O caso das golas antifumo distribuídas à população no âmbito do programa “Aldeia Segura” e a escolha das empresas por ajuste direto levaram hoje à realização de buscas e à demissão do secretário de Estado da Proteção Civil.
A 26 de julho, o Jornal de Notícias notíciou que 70 mil golas antifumo fabricadas com material inflamável e sem tratamento anticarbonização, que custaram cerca de 165 mil euros, foram entregues pela proteção civil no âmbito do programa “Aldeia Segura” e “Pessoas Seguras”.
As golas antifumo, fabricadas em poliéster, “não têm a eficácia que deveriam ter: evitar inalações de fumos através de um efeito de filtro”.
Depois de ter considerado “irresponsável e alarmista” a notícia sobre as golas antifumo, o ministro da Administração Interna determinou a abertura de um inquérito urgente à Inspeção-Geral da Administração Interna “face às notícias publicadas sobre aspetos contratuais relativamente ao material de sensibilização”.
A 29 julho, Francisco Ferreira, adjunto do secretário de Estado da Proteção Civil, demitiu-se, após ter sido noticiado o seu envolvimento na escolha das empresas para a produção dos ‘kits’ de emergência para o programa “Aldeias Seguras”.
Francisco Ferreira, também presidente da concelhia do PS/Arouca, foi quem recomendou as empresas para a compra das 70 mil golas antifumo inflamáveis, 15 mil ‘kits’ de emergência com materiais combustíveis e panfletos entregues às 1909 povoações abrangidas pelo programa, segundo várias notícias publicadas na altura.

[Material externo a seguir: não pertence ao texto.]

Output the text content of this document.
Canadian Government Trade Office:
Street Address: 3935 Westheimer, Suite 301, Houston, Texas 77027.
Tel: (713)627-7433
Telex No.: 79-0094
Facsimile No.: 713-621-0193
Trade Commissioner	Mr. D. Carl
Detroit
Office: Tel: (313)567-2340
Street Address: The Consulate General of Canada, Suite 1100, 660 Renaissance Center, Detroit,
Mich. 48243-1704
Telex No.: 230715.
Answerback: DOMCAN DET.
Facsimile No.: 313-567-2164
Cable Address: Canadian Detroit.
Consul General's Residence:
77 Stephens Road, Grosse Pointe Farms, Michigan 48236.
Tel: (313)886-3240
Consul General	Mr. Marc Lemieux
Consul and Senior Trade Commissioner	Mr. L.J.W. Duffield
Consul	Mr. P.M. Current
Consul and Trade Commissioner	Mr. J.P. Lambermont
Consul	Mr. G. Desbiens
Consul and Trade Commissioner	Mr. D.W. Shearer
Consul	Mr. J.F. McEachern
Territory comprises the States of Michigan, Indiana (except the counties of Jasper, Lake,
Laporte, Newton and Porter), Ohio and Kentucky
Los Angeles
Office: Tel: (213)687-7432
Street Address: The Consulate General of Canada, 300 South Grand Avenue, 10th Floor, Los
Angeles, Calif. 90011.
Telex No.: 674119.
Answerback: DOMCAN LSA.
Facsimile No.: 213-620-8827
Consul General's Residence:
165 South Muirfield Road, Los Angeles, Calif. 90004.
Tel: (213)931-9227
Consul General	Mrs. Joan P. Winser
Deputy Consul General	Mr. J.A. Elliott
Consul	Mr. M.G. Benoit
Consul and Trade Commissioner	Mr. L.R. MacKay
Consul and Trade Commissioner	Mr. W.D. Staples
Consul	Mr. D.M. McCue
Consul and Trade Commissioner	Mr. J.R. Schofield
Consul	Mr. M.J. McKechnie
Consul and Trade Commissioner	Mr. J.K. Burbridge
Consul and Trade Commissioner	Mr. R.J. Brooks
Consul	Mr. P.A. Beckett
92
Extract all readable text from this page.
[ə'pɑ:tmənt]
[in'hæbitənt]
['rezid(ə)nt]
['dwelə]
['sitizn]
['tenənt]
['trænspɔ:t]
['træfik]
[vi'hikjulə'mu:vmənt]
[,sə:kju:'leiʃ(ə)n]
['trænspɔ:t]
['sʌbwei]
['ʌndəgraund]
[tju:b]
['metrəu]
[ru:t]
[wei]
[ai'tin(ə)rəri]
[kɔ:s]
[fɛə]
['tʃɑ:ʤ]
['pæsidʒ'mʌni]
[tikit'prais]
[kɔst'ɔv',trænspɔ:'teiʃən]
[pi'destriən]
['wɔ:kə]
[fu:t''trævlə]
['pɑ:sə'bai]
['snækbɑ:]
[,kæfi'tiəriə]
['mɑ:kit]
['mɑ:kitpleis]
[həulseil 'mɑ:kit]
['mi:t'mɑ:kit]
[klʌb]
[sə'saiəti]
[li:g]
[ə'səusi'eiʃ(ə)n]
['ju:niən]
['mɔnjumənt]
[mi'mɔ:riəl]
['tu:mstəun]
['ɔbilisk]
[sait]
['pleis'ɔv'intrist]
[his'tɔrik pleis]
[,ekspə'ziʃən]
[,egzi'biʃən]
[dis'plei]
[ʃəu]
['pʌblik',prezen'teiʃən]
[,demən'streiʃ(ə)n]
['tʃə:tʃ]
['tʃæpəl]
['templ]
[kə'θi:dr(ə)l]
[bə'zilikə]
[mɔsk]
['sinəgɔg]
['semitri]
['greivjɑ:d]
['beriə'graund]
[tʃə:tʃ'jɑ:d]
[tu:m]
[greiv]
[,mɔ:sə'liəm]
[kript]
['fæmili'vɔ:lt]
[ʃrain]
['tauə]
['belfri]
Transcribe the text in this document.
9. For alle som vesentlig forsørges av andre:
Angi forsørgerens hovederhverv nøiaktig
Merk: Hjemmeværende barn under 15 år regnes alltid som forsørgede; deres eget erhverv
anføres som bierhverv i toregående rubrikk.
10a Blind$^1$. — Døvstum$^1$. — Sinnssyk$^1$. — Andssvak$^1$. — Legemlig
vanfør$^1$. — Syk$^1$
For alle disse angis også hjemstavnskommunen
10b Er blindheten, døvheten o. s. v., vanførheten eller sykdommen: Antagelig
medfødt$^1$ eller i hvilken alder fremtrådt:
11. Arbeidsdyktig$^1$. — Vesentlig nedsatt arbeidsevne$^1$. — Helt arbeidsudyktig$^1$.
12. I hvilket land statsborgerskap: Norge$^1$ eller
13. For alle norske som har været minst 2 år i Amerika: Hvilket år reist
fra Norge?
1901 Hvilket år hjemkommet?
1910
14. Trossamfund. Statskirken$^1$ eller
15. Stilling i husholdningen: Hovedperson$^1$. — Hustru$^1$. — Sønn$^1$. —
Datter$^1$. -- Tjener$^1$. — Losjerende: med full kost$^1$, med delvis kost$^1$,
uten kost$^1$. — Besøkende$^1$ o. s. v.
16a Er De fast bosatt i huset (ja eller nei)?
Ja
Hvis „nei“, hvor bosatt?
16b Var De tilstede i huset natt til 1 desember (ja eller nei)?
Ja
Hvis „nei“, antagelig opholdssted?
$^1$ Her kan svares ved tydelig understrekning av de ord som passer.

O portal da contratação pública inclui dois contratos no âmbito dos programas “Aldeia Segura” e “Pessoas Seguras” com a empresa Foxtrot Aventura, um dos quais relativo a “kits de autoproteção”, onde se incluem as golas.
No âmbito dos programas “Aldeia Segura” e “Pessoas Seguras”, que procuram garantir uma maior proteção das aldeias em caso de incêndio, são designados oficiais de segurança, figura que tem como missão transmitir avisos à população, organizar a evacuação do aglomerado, em caso de necessidade, e fazer ações de sensibilização junto da população.
No último balanço feito pela Proteção Civil, os programas “Aldeia Segura” e “Pessoas Seguras” estão a ser realizados em 1909 aldeias, existindo 1507 oficiais de segurança local e 1466 locais de abrigo.
Os programas “Aldeia Segura” e “Pessoas Seguras” foram criados seguindo as recomendações da Comissão Técnica Independente aos incêndios de 2017 e que foi nesse âmbito que foram produzidos diversos materiais, como as golas antifumo.
A 30 de julho, o Ministério Público instaurou um inquérito relacionado com o caso das golas antifumo de proteção contra incêndios.
Após estas notícias, a Proteção Civil pediu ao Centro de Investigação de Incêndios Florestais (CIIF), dirigido por Xavier Viegas, que realizasse testes às golas, tendo concluído que não inflamam quando expostas ao fogo.
O relatório preliminar, conhecido na altura, revelou que as golas não inflamaram “mesmo quando colocadas a uma distância inferior a 50 centímetros das chamas, durante mais de um minuto”, chegando a furar a cerca de 20 centímetros das chamas, mas sem arderem.
Mais de meia centena de buscas estão hoje a ser efetuadas no âmbito de uma investigação do Ministério Público sobre as práticas enquadradas nos Programas “Aldeia Segura”, “Pessoas Seguras” e “Rede Automática de Avisos à População” por suspeitas de fraude na obtenção de subsídio, de participação económica em negócio e de corrupção, segundo a Procuradoria-Geral da República (PGR).
Uma nota da PGR refere que se encontram em curso oito buscas domiciliárias e 46 não domiciliárias, no âmbito de um inquérito dirigido pelo Departamento Central de Investigação e Ação Penal (DCIAP).
Em causa estão práticas levadas a cabo no contexto de uma operação cofinanciada pelo Fundo de Coesão da União Europeia (…), enquadradas nos Programas “Aldeia Segura”, “Pessoas Seguras” e “Rede Automática de Avisos à População”, precisa a mesma nota.
As buscas decorrem em vários locais, incluindo o Ministério da Administração Interna, a Secretaria de Estado da Proteção Civil, a Autoridade Nacional de Emergência e Proteção Civil e Comandos Distritais de Operações de Socorro.
No dia em que a PJ realiza as buscas, o secretário de Estado da Proteção civil, José Artur Neves, demitiu-se do cargo “por motivos pessoais”, quando faltam 18 dias para a realização das eleições legislativas, marcadas para 06 de outubro.